Colombia: Totó y el eco del Tumbao
Cruzando la frontera, en las riberas del Magdalena y en la mítica Barranquilla, la soberanía tiene la voz profunda de Totó la Momposina. Ella nos enseñó que la cantadora no envejece, sino que se convierte en ancestro vivo. Mientras el mercado global nos dice que el cuerpo femenino pierde vigencia con los años, las cumbiamberas de siete décadas ejecutan el "paso de la hormiga"con una maestría que la inexperiencia no puede imitar.
Lo revelador en el Caribe colombiano es esta estética de la sabiduría. Inspiradas en la fuerza de Totó, estas mujeres se niegan a "vestirse según la edad". Usan lentejuelas y tocados que desafían la gravedad con una elegancia que detiene el tiempo.
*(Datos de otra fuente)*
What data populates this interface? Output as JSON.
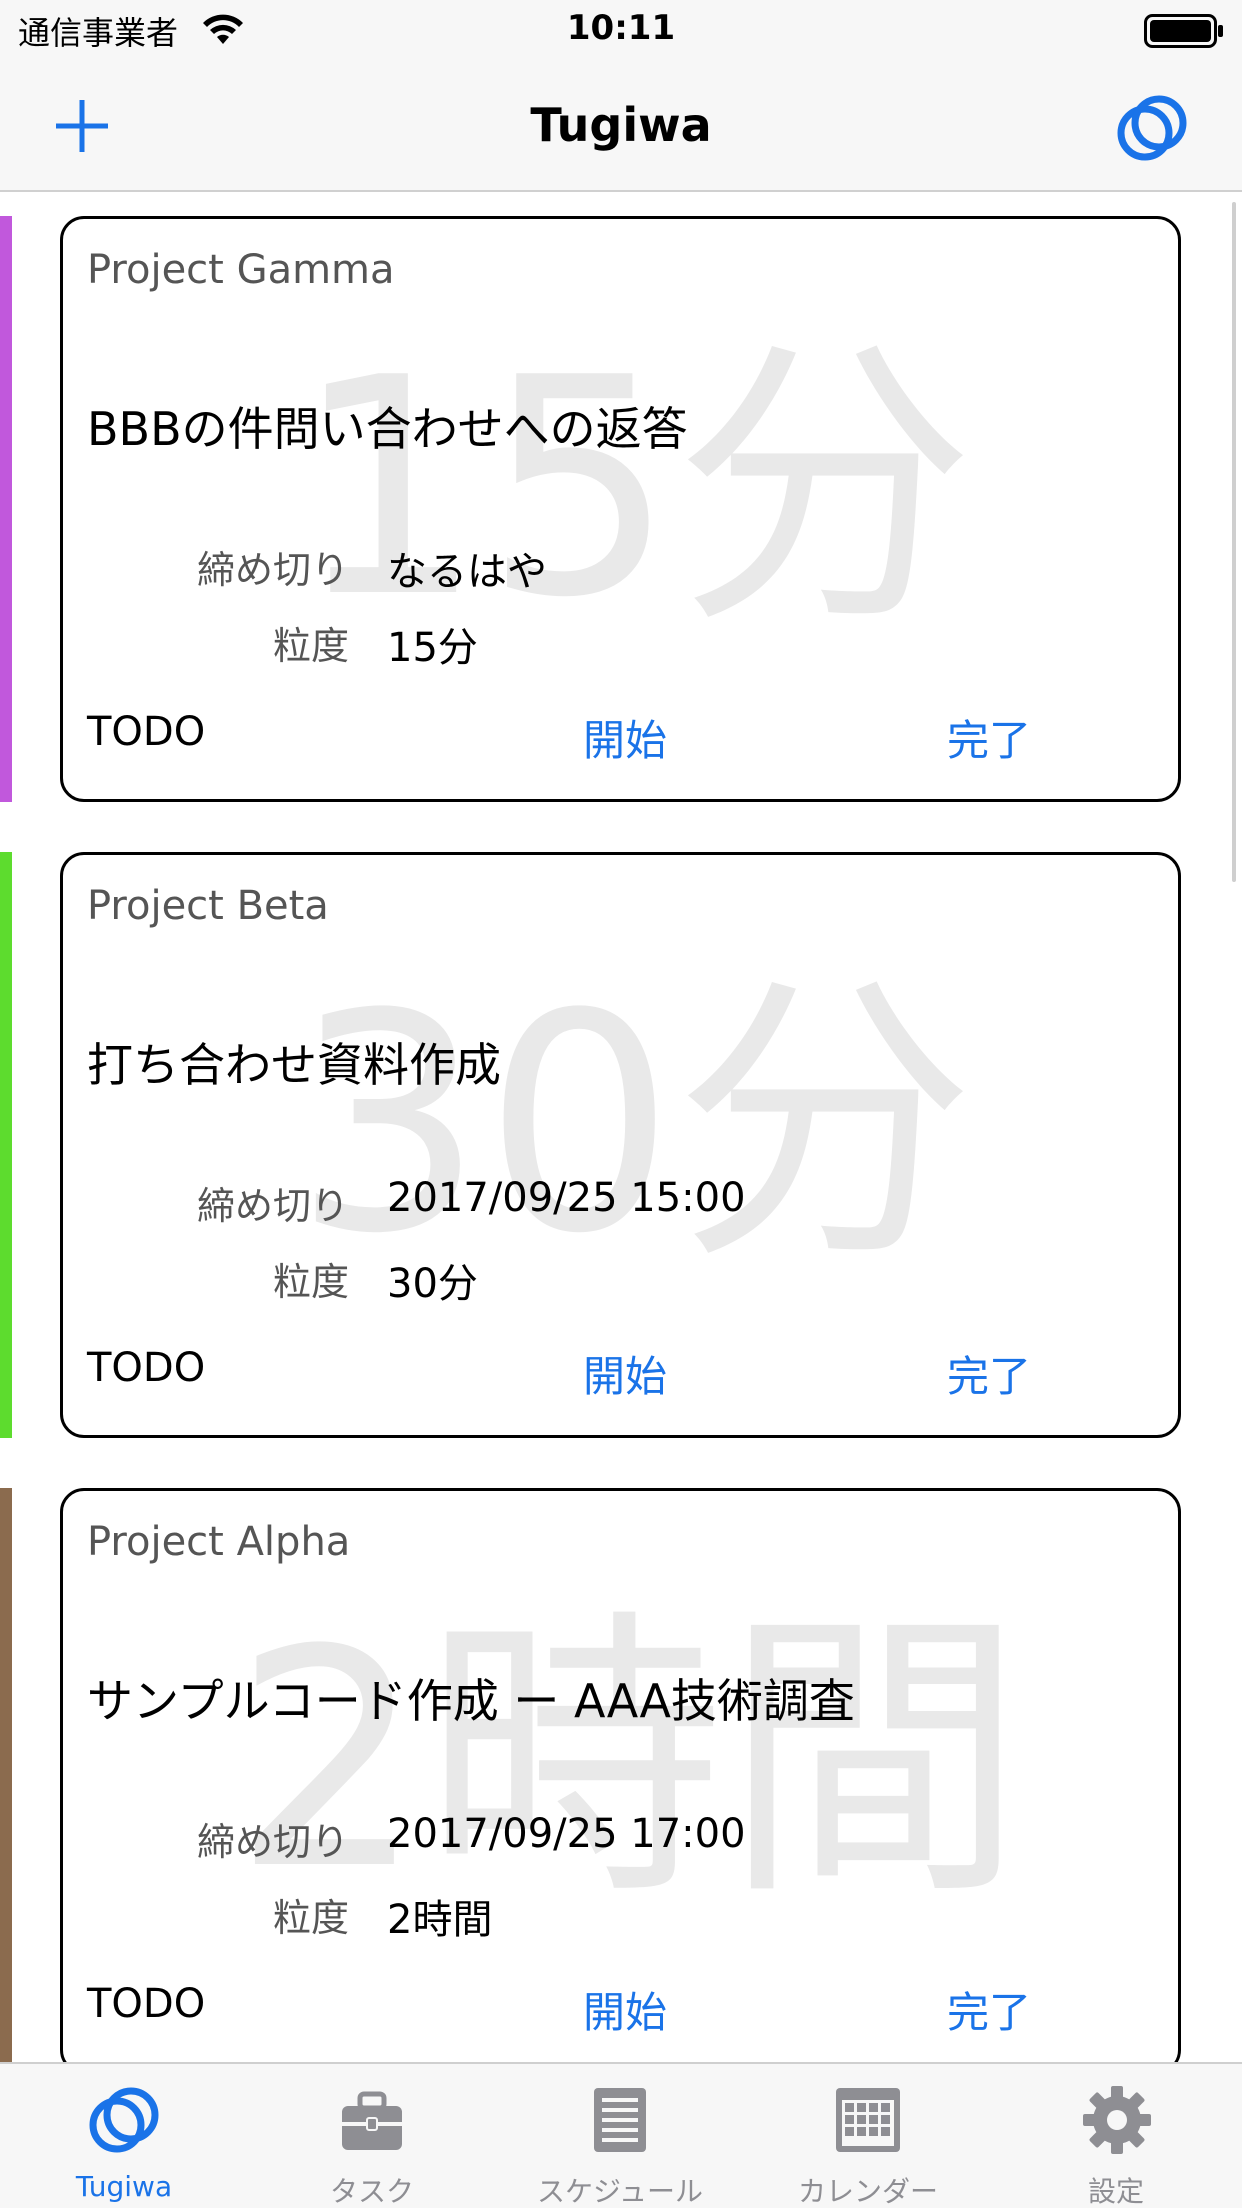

Para ellas, la fiesta es un acto de libertad radical: el espacio donde dejan de ser "la madre de" o "la abuela de" para volver a ser las dueñas de su propio fuego.
Brasil: El giro sagrado de las Bahianas
Este mapa de mando se extiende hasta el Sambódromo de Río de Janeiro. Allí, la jerarquía no la dictan los cuerpos exuberantes, sino el Ala de las Bahianas. Estas mujeres mayores herederas del linaje de Tía Ciata, no desfilan para ser vistas, sino para bendecir el camino. Ellas representan a las figuras ancestrales de la cultura bahiana en Río de Janeiro. Su vestimenta es característica, con faldas grandes y redondas, y tienen una posición de gran honor, a veces actuando como un grupo de apoyo espiritual o tradicional en el desfile.
También está Velha Guarda “La Vieja Guardia” de fundamental importancia para las escuelas de samba. Sus miembros tanto hombres como mujeres, son guardianes de la identidad y tienen la misión de transmitir la historia a las nuevas generaciones, manteniendo vivas las tradiciones del Carnaval brasileño.
Al igual que en El Callao o en Barranquilla, en Brasil la figura de la persona mayor tiene el poder y jerarquía.
La insurgencia del goce: un acto de identidad
Lo que une el legado de Isidora, la fuerza de Totó y el giro de las Bahianas, es la vitalidad desafiante del placer. Todas ellas demuestran que envejecer es, en realidad, una destilación de la propia esencia: sólo queda lo fundamental, lo más puro y lo más potente.
Simbólicamente, el Carnaval es el único momento donde la sociedad permite que el caos y la verdad se den la mano. Pero la verdadera máscara no es la que se quitaron al terminar el desfile, sino la que el mundo pretende imponerles de nuevo: la de la fragilidad y el desuso.